Astronomy in general is a huge subject, as vast as the universe it describes. Limiting to star astronomy still leaves a lot of things to cover. There is more than a single person could study in a lifetime just in our own solar system. Many people decide, then, to specialize, to focus their attention on the brightest objects that are often the first space objects that peak people’s interest in astronomy – the stars.

The closest star we know is our sun, about 94,000,000 miles away from Earth. It generates an amazing amount of heat to reach all that distance. Our own sun contains just over 98% of the total mass in the solar system. That’s compared to all the planets, moons, space rocks and other material. If someone wanted to they could fit 105 Earths across the face of the sun, and over 1.3 million earths inside the Sun. The sun’s core has 340 billion times the pressure of the earth and temperatures there reach 27,000,000F. That would burn toast to a crisp instantly.

The sun is the most studied star we know. It’s about 250,000 times closer to Earth than the next known star. Star astronomy gets interesting when you consider all of those stars out there. From the Earth about 5,000 stars, every one in our own Milky Way galaxy, can be seen with the naked eye. With telescopes many more of the over 1 x 10^22 stars in the universe (that’s an estimate) can be seen. By the way, that’s a 1 followed by 22 zeros. Even a small amateur telescope brings hundreds of thousands of stars to a person’s view. Wow! Larger telescopes can see other galaxies that contain an estimated total of over 200 billion stars. It would take many lifetimes just to count that high.

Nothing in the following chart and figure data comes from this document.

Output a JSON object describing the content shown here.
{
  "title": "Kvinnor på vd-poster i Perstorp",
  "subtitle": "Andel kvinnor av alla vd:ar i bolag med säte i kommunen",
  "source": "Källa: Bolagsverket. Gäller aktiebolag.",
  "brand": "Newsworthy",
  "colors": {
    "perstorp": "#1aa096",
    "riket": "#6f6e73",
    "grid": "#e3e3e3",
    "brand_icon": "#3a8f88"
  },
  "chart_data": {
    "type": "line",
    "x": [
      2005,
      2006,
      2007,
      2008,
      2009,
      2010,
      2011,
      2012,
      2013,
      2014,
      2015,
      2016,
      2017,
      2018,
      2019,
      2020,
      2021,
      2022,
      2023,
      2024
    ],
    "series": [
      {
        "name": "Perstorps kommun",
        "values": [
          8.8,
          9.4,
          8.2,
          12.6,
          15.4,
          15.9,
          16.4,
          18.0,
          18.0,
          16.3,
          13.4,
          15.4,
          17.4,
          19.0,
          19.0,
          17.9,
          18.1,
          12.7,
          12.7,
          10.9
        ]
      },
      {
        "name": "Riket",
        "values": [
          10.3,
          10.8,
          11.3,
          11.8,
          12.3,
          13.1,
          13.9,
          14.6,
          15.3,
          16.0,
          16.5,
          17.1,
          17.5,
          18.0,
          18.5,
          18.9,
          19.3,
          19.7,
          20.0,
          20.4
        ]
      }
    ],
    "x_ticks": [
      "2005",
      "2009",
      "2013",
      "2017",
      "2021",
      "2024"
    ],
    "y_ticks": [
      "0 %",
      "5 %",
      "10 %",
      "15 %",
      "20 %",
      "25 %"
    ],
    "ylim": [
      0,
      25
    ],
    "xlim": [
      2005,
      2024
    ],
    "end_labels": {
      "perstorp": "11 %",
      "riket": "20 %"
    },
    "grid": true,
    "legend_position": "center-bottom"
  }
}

Scientists now know, through star astronomy, that many stars and planets orbiting them. Stars wobble when planets orbit them, and that wobbling can be measured. For the first time, in 2008, astronomers took images of distant solar systems. We are ever closer to finding intelligent life.

Is an intergalactic war in our near future? That’s doubtful. But star astronomy will keep on going. We might be under observation from one of those distant planets!